The majority of patients have non-immune causes for refractoriness, which include bleeding, thrombosis, infection, and certain medications. Immune causes for platelet refractoriness include anti-HLA class 1 antibodies and anti-HPA antibodies.

Platelets express class 1 Human Leukocyte Antigens (HLA). Class 1 HLA includes HLA-A, HLA-B, and HLA-C. HLA-C are not well expressed on the platelet surface and therefore are not regarded as a significant contributing factor for HLA-mediated refractoriness. HLA antibodies are typically formed due to exposure to foreign antigens, such as previous pregnancy, transfusion, or transplant. The implementation of universal leukoreduction of blood products in Canada has led to a 50% reduction in HLA alloimmunization.

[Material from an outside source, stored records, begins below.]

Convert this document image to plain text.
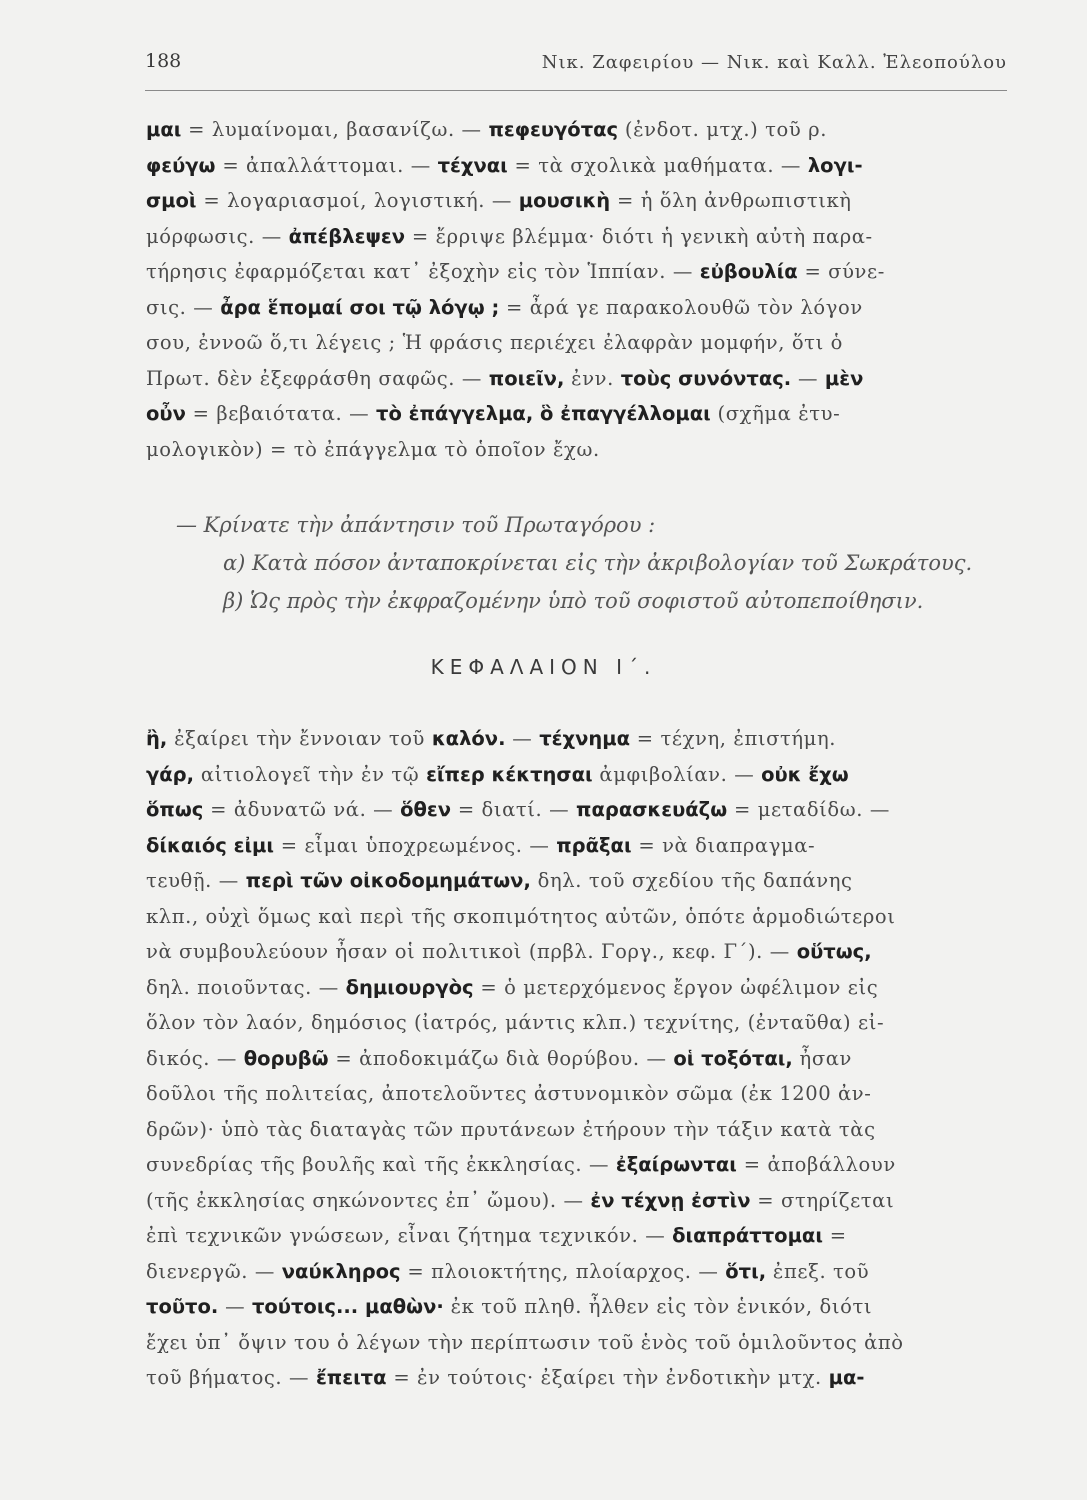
188	Νικ. Ζαφειρίου — Νικ. καὶ Καλλ. Ἐλεοπούλου
μαι = λυμαίνομαι, βασανίζω. — πεφευγότας (ἐνδοτ. μτχ.) τοῦ ρ.
φεύγω = ἀπαλλάττομαι. — τέχναι = τὰ σχολικὰ μαθήματα. — λογι-
σμοὶ = λογαριασμοί, λογιστική. — μουσικὴ = ἡ ὅλη ἀνθρωπιστικὴ
μόρφωσις. — ἀπέβλεψεν = ἔρριψε βλέμμα· διότι ἡ γενικὴ αὐτὴ παρα-
τήρησις ἐφαρμόζεται κατ᾽ ἐξοχὴν εἰς τὸν Ἱππίαν. — εὐβουλία = σύνε-
σις. — ἆρα ἕπομαί σοι τῷ λόγῳ ; = ἆρά γε παρακολουθῶ τὸν λόγον
σου, ἐννοῶ ὅ,τι λέγεις ; Ἡ φράσις περιέχει ἐλαφρὰν μομφήν, ὅτι ὁ
Πρωτ. δὲν ἐξεφράσθη σαφῶς. — ποιεῖν, ἐνν. τοὺς συνόντας. — μὲν
οὖν = βεβαιότατα. — τὸ ἐπάγγελμα, ὃ ἐπαγγέλλομαι (σχῆμα ἐτυ-
μολογικὸν) = τὸ ἐπάγγελμα τὸ ὁποῖον ἔχω.
— Κρίνατε τὴν ἀπάντησιν τοῦ Πρωταγόρου :
α) Κατὰ πόσον ἀνταποκρίνεται εἰς τὴν ἀκριβολογίαν τοῦ Σωκράτους.
β) Ὡς πρὸς τὴν ἐκφραζομένην ὑπὸ τοῦ σοφιστοῦ αὐτοπεποίθησιν.
ΚΕΦΑΛΑΙΟΝ Ι΄.
ἢ, ἐξαίρει τὴν ἔννοιαν τοῦ καλόν. — τέχνημα = τέχνη, ἐπιστήμη.
γάρ, αἰτιολογεῖ τὴν ἐν τῷ εἴπερ κέκτησαι ἀμφιβολίαν. — οὐκ ἔχω
ὅπως = ἀδυνατῶ νά. — ὅθεν = διατί. — παρασκευάζω = μεταδίδω. —
δίκαιός εἰμι = εἶμαι ὑποχρεωμένος. — πρᾶξαι = νὰ διαπραγμα-
τευθῇ. — περὶ τῶν οἰκοδομημάτων, δηλ. τοῦ σχεδίου τῆς δαπάνης
κλπ., οὐχὶ ὅμως καὶ περὶ τῆς σκοπιμότητος αὐτῶν, ὁπότε ἁρμοδιώτεροι
νὰ συμβουλεύουν ἦσαν οἱ πολιτικοὶ (πρβλ. Γοργ., κεφ. Γ΄). — οὕτως,
δηλ. ποιοῦντας. — δημιουργὸς = ὁ μετερχόμενος ἔργον ὠφέλιμον εἰς
ὅλον τὸν λαόν, δημόσιος (ἰατρός, μάντις κλπ.) τεχνίτης, (ἐνταῦθα) εἰ-
δικός. — θορυβῶ = ἀποδοκιμάζω διὰ θορύβου. — οἱ τοξόται, ἦσαν
δοῦλοι τῆς πολιτείας, ἀποτελοῦντες ἀστυνομικὸν σῶμα (ἐκ 1200 ἀν-
δρῶν)· ὑπὸ τὰς διαταγὰς τῶν πρυτάνεων ἐτήρουν τὴν τάξιν κατὰ τὰς
συνεδρίας τῆς βουλῆς καὶ τῆς ἐκκλησίας. — ἐξαίρωνται = ἀποβάλλουν
(τῆς ἐκκλησίας σηκώνοντες ἐπ᾽ ὤμου). — ἐν τέχνῃ ἐστὶν = στηρίζεται
ἐπὶ τεχνικῶν γνώσεων, εἶναι ζήτημα τεχνικόν. — διαπράττομαι =
διενεργῶ. — ναύκληρος = πλοιοκτήτης, πλοίαρχος. — ὅτι, ἐπεξ. τοῦ
τοῦτο. — τούτοις... μαθὼν· ἐκ τοῦ πληθ. ἦλθεν εἰς τὸν ἑνικόν, διότι
ἔχει ὑπ᾽ ὄψιν του ὁ λέγων τὴν περίπτωσιν τοῦ ἑνὸς τοῦ ὁμιλοῦντος ἀπὸ
τοῦ βήματος. — ἔπειτα = ἐν τούτοις· ἐξαίρει τὴν ἐνδοτικὴν μτχ. μα-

Platelets also express Human Platelet Antigens (HPA). Similar to HLA, exposure for foreign HPA antigens can lead to sensitization and alloantibody formation.

Testing

The detection of HLA antibodies is performed with a Luminex based assay that tests the recipient’s plasma against a series of beads with pre-defined HLA antigens on them. Using the positive reactions, the specificity of the HLA antibodies present can be determined and used to get the calculated panel reactive antibody percentage (cPRA).

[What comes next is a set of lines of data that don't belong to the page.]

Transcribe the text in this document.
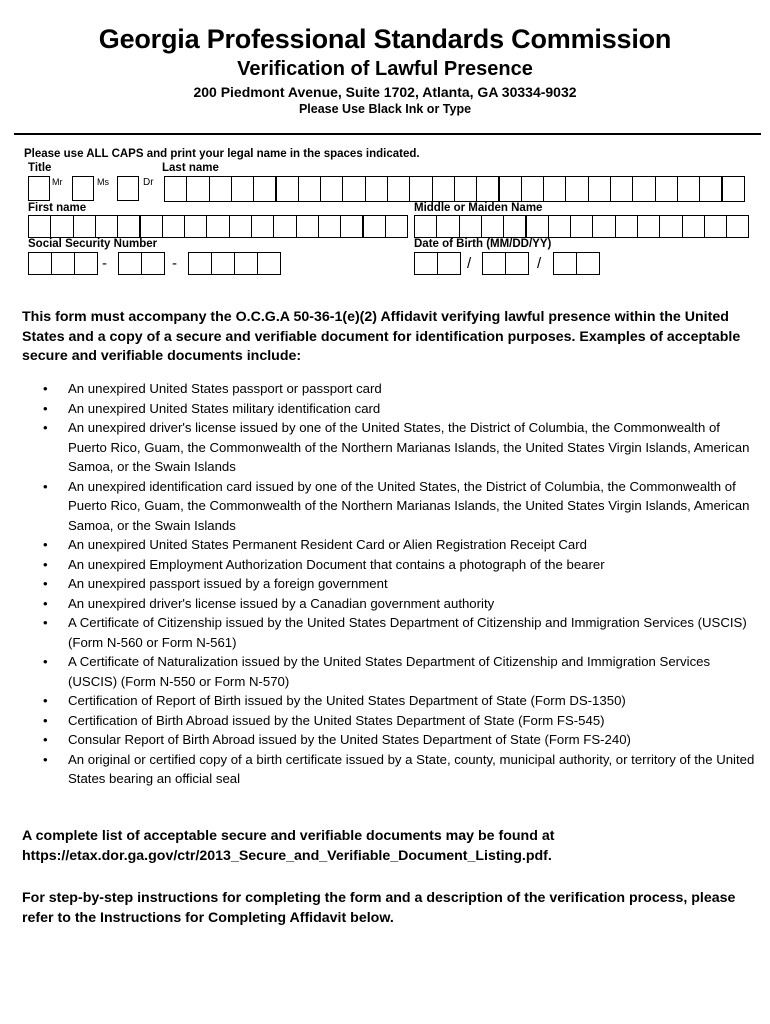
Georgia Professional Standards Commission
Verification of Lawful Presence
200 Piedmont Avenue, Suite 1702, Atlanta, GA 30334-9032
Please Use Black Ink or Type
Please use ALL CAPS and print your legal name in the spaces indicated.
Title	Last name
Mr	Ms	Dr
First name	Middle or Maiden Name
Social Security Number	Date of Birth (MM/DD/YY)
-	-	/	/
This form must accompany the O.C.G.A 50-36-1(e)(2) Affidavit verifying lawful presence within the United States and a copy of a secure and verifiable document for identification purposes. Examples of acceptable secure and verifiable documents include:
• An unexpired United States passport or passport card
• An unexpired United States military identification card
• An unexpired driver's license issued by one of the United States, the District of Columbia, the Commonwealth of Puerto Rico, Guam, the Commonwealth of the Northern Marianas Islands, the United States Virgin Islands, American Samoa, or the Swain Islands
• An unexpired identification card issued by one of the United States, the District of Columbia, the Commonwealth of Puerto Rico, Guam, the Commonwealth of the Northern Marianas Islands, the United States Virgin Islands, American Samoa, or the Swain Islands
• An unexpired United States Permanent Resident Card or Alien Registration Receipt Card
• An unexpired Employment Authorization Document that contains a photograph of the bearer
• An unexpired passport issued by a foreign government
• An unexpired driver's license issued by a Canadian government authority
• A Certificate of Citizenship issued by the United States Department of Citizenship and Immigration Services (USCIS) (Form N-560 or Form N-561)
• A Certificate of Naturalization issued by the United States Department of Citizenship and Immigration Services (USCIS) (Form N-550 or Form N-570)
• Certification of Report of Birth issued by the United States Department of State (Form DS-1350)
• Certification of Birth Abroad issued by the United States Department of State (Form FS-545)
• Consular Report of Birth Abroad issued by the United States Department of State (Form FS-240)
• An original or certified copy of a birth certificate issued by a State, county, municipal authority, or territory of the United States bearing an official seal
A complete list of acceptable secure and verifiable documents may be found at https://etax.dor.ga.gov/ctr/2013_Secure_and_Verifiable_Document_Listing.pdf.
For step-by-step instructions for completing the form and a description of the verification process, please refer to the Instructions for Completing Affidavit below.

HPA antibodies are detected using either the PakPlus kit, which is an ELISA based method, or the PakLx kit, which is a Luminex based assay. Antibodies detected by either of these two methods are then confirmed by MAIPA (Monoclonal antibody specific immobilization of platelet antigen).

Donor Selection

In Canada, all apheresis platelet donors are typed for HLA class 1 and HPA-1. A subset of donors will also get a full HPA genotypes. Patients who have a cPRA of >20% are eligible to be enrolled in the matched platelet program. Based on the patient’s HLA type and HLA class 1 antibodies detected, the platelet donor database is queried for possible matches. The top choice includes donors who have the same HLA type as the patient, however with the increasing diversity in our country, this is not always possible. The second round of options is looking donors who express antigens that the patient has not made antibodies against (partially matched or HLA-permissive).

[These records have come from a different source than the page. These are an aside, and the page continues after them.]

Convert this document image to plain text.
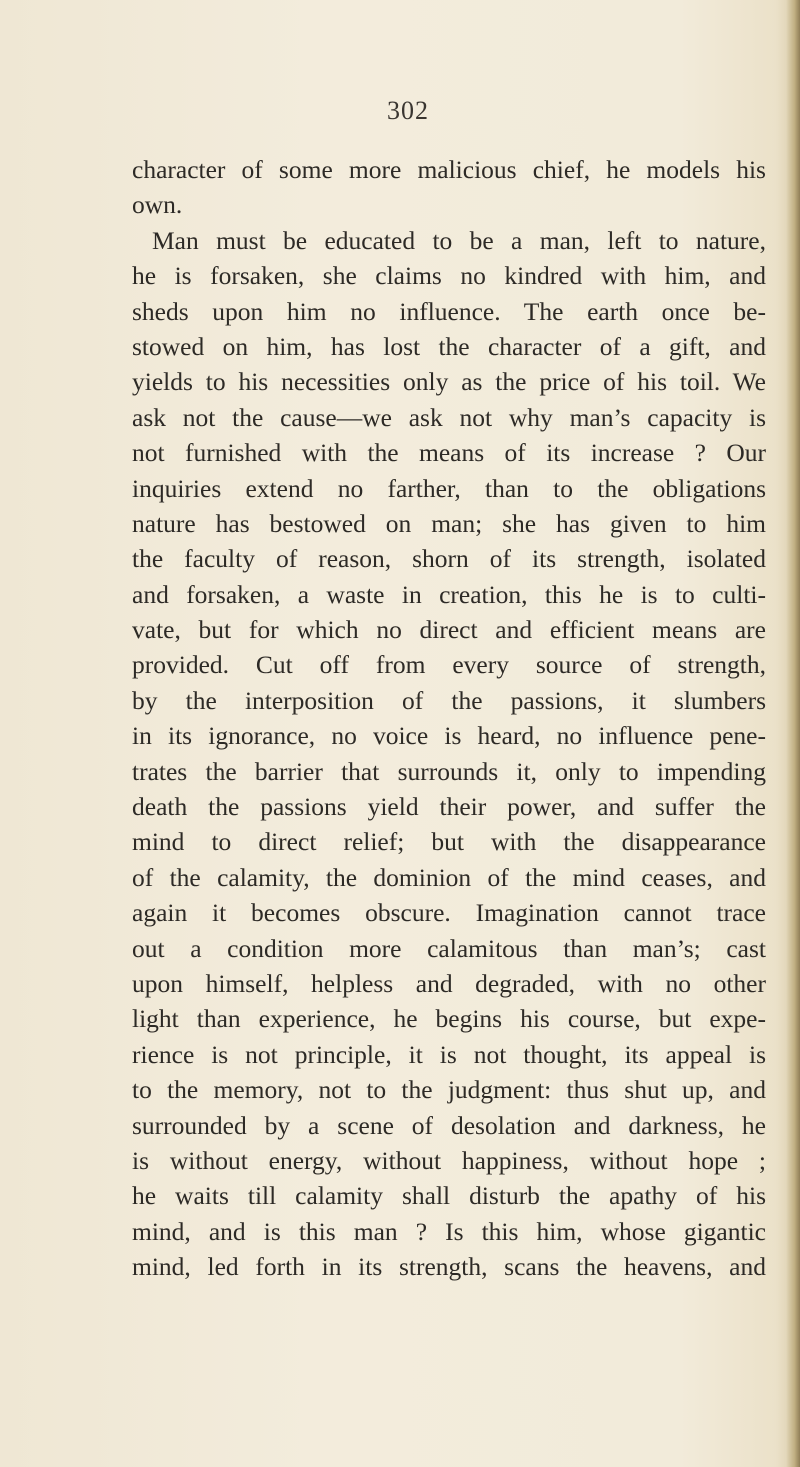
302
character of some more malicious chief, he models his
own.
Man must be educated to be a man, left to nature,
he is forsaken, she claims no kindred with him, and
sheds upon him no influence. The earth once be-
stowed on him, has lost the character of a gift, and
yields to his necessities only as the price of his toil. We
ask not the cause—we ask not why man’s capacity is
not furnished with the means of its increase ? Our
inquiries extend no farther, than to the obligations
nature has bestowed on man; she has given to him
the faculty of reason, shorn of its strength, isolated
and forsaken, a waste in creation, this he is to culti-
vate, but for which no direct and efficient means are
provided. Cut off from every source of strength,
by the interposition of the passions, it slumbers
in its ignorance, no voice is heard, no influence pene-
trates the barrier that surrounds it, only to impending
death the passions yield their power, and suffer the
mind to direct relief; but with the disappearance
of the calamity, the dominion of the mind ceases, and
again it becomes obscure. Imagination cannot trace
out a condition more calamitous than man’s; cast
upon himself, helpless and degraded, with no other
light than experience, he begins his course, but expe-
rience is not principle, it is not thought, its appeal is
to the memory, not to the judgment: thus shut up, and
surrounded by a scene of desolation and darkness, he
is without energy, without happiness, without hope ;
he waits till calamity shall disturb the apathy of his
mind, and is this man ? Is this him, whose gigantic
mind, led forth in its strength, scans the heavens, and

This process begins with a request for special products from the hospital. This request must be accompanied by test results that demonstrate the elevated cPRA. Canadian Blood Services will then enter those results into a donor search tool named the Platelet Donor Selection (PDS). The donor list that is produced lists all of the apheresis platelet donors who have donated in the past 5 years who would be suitable for this patient and their date and type of last donation. In our experience, donors who last donated more than 2 years ago are unlikely to be re-recruited. The donor list is screened to look for any donations that have been collected in the last 2 days, as those products are likely still held at our production facility and can be tagged and re-directed to the hospital within the next day.

The list is then filtered by location to look for donors within the same jurisdiction as the requesting hospital. Local collections can be transported to the hospital in a timelier manner. Finally, depending on the cPRA, the list is expanded to include all possible donor matches. Depending on where the donor is located, these products can take 3-4 days to reach the requesting hospital after the donation has been made.

The vast majority of patients who develop transfusion depending thrombocytopenia and subsequent immune-refractoriness are being treated for a hematologic malignancy. The expected duration of thrombocytopenia is well defined based on the type of treatment that the patient is receiving. The request for special products form asks the hospital to outline their anticipated needs (eg. 3 platelets per week for 4 weeks), which allows CBS to recruit donors in advance and provide patients with selected platelets throughout their period of thrombocytopenia.